カスタムオブジェクトを活用した業務自動化・レポート構築と定着化支援
外部システムから統合されたカスタムオブジェクトのデータを単に蓄積するだけでなく、実際の成果に繋げるためのアクションシナリオを構築します。特定の契約更新データをトリガーとした自動ステップメール配信、営業へのタスク割り当てワークフローを構築するほか、経営層向けのカスタムレポートを初期構築し、現場のメンバーが新しいデータ構造を使いこなせるようマニュアル作成や勉強会を通じて伴走支援します。
③ よくあるご質問
Q. カスタムオブジェクトの作成数や、保持できるデータ量に上限はありますか?
A. はい、作成できるカスタムオブジェクトの数やプロパティの数は、ご契約されているHubSpotのプランやアドオンの購入状況によって異なります。一般的にはEnterpriseプランで利用可能な機能ですが、貴社のデータ規模や要件に合わせて最適な設計とプラン選定からアドバイスいたします。

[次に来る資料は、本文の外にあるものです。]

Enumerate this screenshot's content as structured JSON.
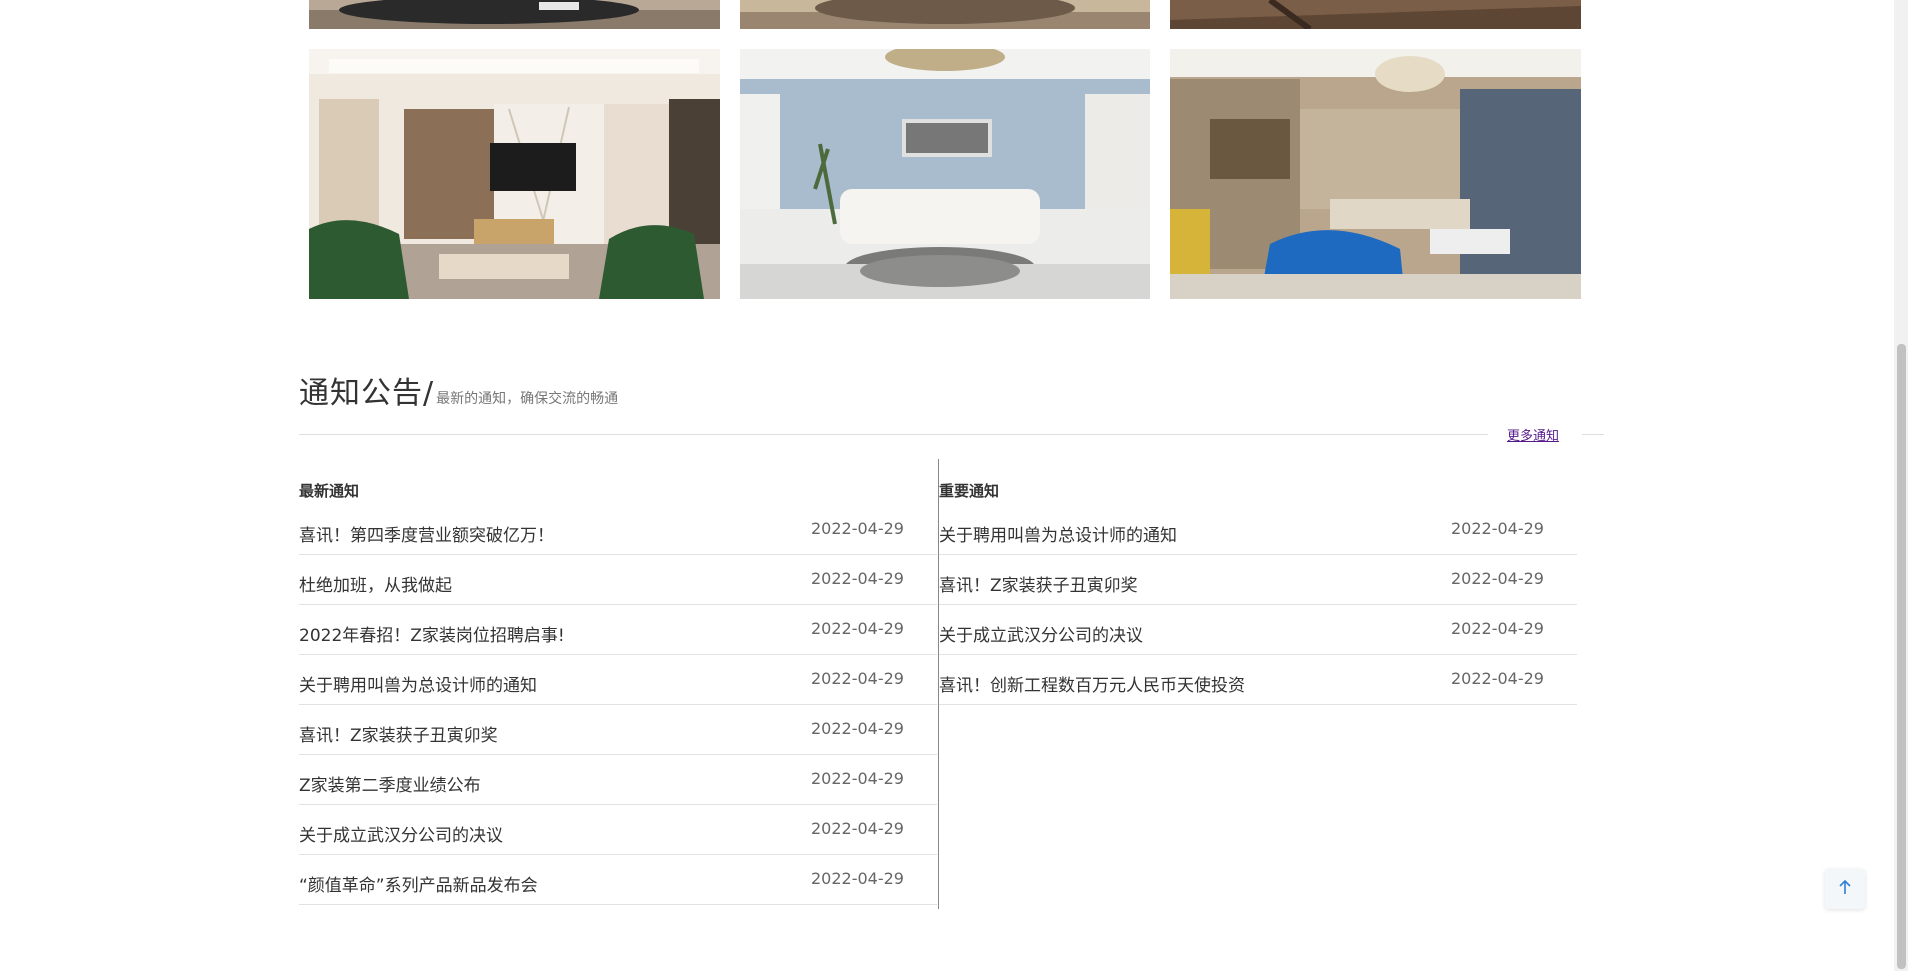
{
  "notices": {
    "title": "通知公告/",
    "subtitle": "最新的通知，确保交流的畅通",
    "more_link": "更多通知",
    "latest": {
      "heading": "最新通知",
      "items": [
        {
          "title": "喜讯！第四季度营业额突破亿万！",
          "date": "2022-04-29"
        },
        {
          "title": "杜绝加班，从我做起",
          "date": "2022-04-29"
        },
        {
          "title": "2022年春招！Z家装岗位招聘启事!",
          "date": "2022-04-29"
        },
        {
          "title": "关于聘用叫兽为总设计师的通知",
          "date": "2022-04-29"
        },
        {
          "title": "喜讯！Z家装获子丑寅卯奖",
          "date": "2022-04-29"
        },
        {
          "title": "Z家装第二季度业绩公布",
          "date": "2022-04-29"
        },
        {
          "title": "关于成立武汉分公司的决议",
          "date": "2022-04-29"
        },
        {
          "title": "“颜值革命”系列产品新品发布会",
          "date": "2022-04-29"
        }
      ]
    },
    "important": {
      "heading": "重要通知",
      "items": [
        {
          "title": "关于聘用叫兽为总设计师的通知",
          "date": "2022-04-29"
        },
        {
          "title": "喜讯！Z家装获子丑寅卯奖",
          "date": "2022-04-29"
        },
        {
          "title": "关于成立武汉分公司的决议",
          "date": "2022-04-29"
        },
        {
          "title": "喜讯！创新工程数百万元人民币天使投资",
          "date": "2022-04-29"
        }
      ]
    }
  },
  "icons": {
    "back_to_top": "arrow-up-icon"
  },
  "colors": {
    "link": "#551a8b",
    "back_top_arrow": "#2f7ed8",
    "divider": "#dddddd"
  }
}
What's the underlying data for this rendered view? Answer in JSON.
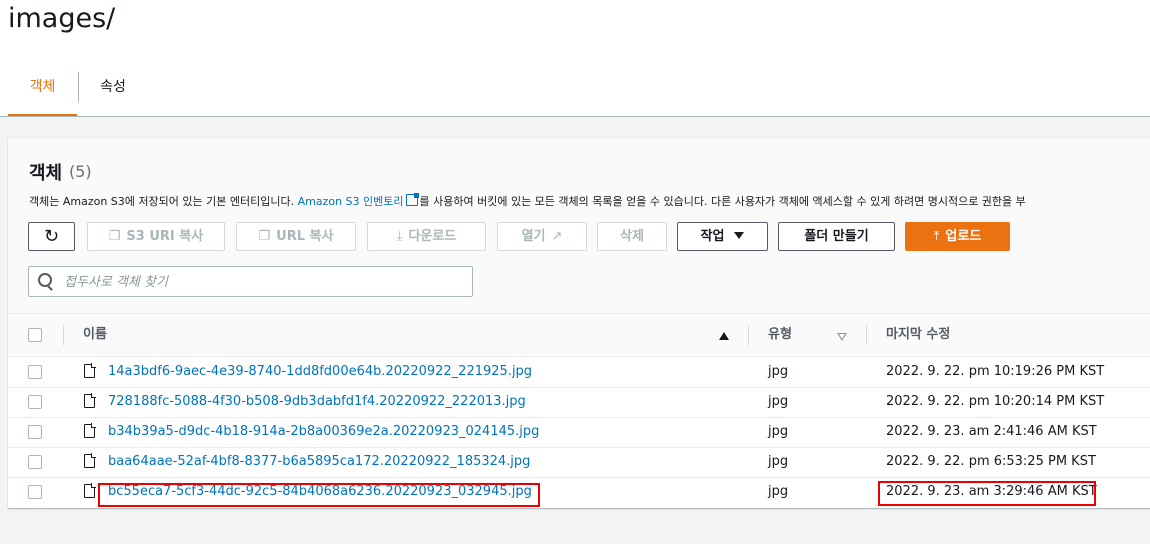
{
  "header": {
    "title": "images/"
  },
  "tabs": [
    {
      "label": "객체"
    },
    {
      "label": "속성"
    }
  ],
  "panel": {
    "title": "객체",
    "count": "(5)",
    "description_pre": "객체는 Amazon S3에 저장되어 있는 기본 엔터티입니다. ",
    "description_link": "Amazon S3 인벤토리",
    "description_post": "를 사용하여 버킷에 있는 모든 객체의 목록을 얻을 수 있습니다. 다른 사용자가 객체에 액세스할 수 있게 하려면 명시적으로 권한을 부"
  },
  "toolbar": {
    "s3_uri_copy": "S3 URI 복사",
    "url_copy": "URL 복사",
    "download": "다운로드",
    "open": "열기",
    "delete": "삭제",
    "actions": "작업",
    "create_folder": "폴더 만들기",
    "upload": "업로드"
  },
  "search": {
    "placeholder": "접두사로 객체 찾기"
  },
  "table": {
    "columns": {
      "name": "이름",
      "type": "유형",
      "modified": "마지막 수정"
    },
    "rows": [
      {
        "name": "14a3bdf6-9aec-4e39-8740-1dd8fd00e64b.20220922_221925.jpg",
        "type": "jpg",
        "modified": "2022. 9. 22. pm 10:19:26 PM KST"
      },
      {
        "name": "728188fc-5088-4f30-b508-9db3dabfd1f4.20220922_222013.jpg",
        "type": "jpg",
        "modified": "2022. 9. 22. pm 10:20:14 PM KST"
      },
      {
        "name": "b34b39a5-d9dc-4b18-914a-2b8a00369e2a.20220923_024145.jpg",
        "type": "jpg",
        "modified": "2022. 9. 23. am 2:41:46 AM KST"
      },
      {
        "name": "baa64aae-52af-4bf8-8377-b6a5895ca172.20220922_185324.jpg",
        "type": "jpg",
        "modified": "2022. 9. 22. pm 6:53:25 PM KST"
      },
      {
        "name": "bc55eca7-5cf3-44dc-92c5-84b4068a6236.20220923_032945.jpg",
        "type": "jpg",
        "modified": "2022. 9. 23. am 3:29:46 AM KST"
      }
    ]
  },
  "icons": {
    "refresh": "refresh-icon",
    "copy": "copy-icon",
    "download": "download-icon",
    "external": "external-link-icon",
    "caret": "caret-down-icon",
    "upload": "upload-icon",
    "search": "search-icon",
    "file": "file-icon"
  },
  "colors": {
    "accent": "#ec7211",
    "link": "#0073bb",
    "highlight": "#e00000"
  }
}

Q. カスタムオブジェクトに保存した外部のデータをトリガーにして、マーケティングの自動メール(ワークフロー)を配信することはできますか?
A. はい、可能です。カスタムオブジェクトに同期されたデータの変更(例:『契約ステータス』が『満了間近』になった、など)をトリガー条件として、自動で特定のターゲットリストを作成したり、パーソナライズされたEメールを自動配信したりするワークフローを柔軟に構築できます。
Q. すでにSalesforceなどの他社CRMでカスタムオブジェクトを使っているのですが、そのままHubSpotへ移行・連携できますか?
A. はい、移行・連携可能です。SalesforceのカスタムオブジェクトとHubSpotのカスタムオブジェクトを正確にマッピングするための標準連携機能、またはカスタムAPI設計を用いることで、既存のデータリレーションを崩すことなく安全にデータを同期・移行する実務を弊社にて代行いたします。
Q. カスタムオブジェクトを導入することで、現場の営業担当者の入力画面が複雑になり、使いにくくなりませんか?
A. カスタムオブジェクトのデータは外部システムから自動同期させる設計が主となるため、基本的には現場の手入力を増やすことなく情報を拡張できます。また、必要に応じて特定のチームにだけカスタムオブジェクトの画面を表示・非表示にするアクセス権限(パーテーション)も設定できるため、画面をシンプルに保ったまま安全に運用できます。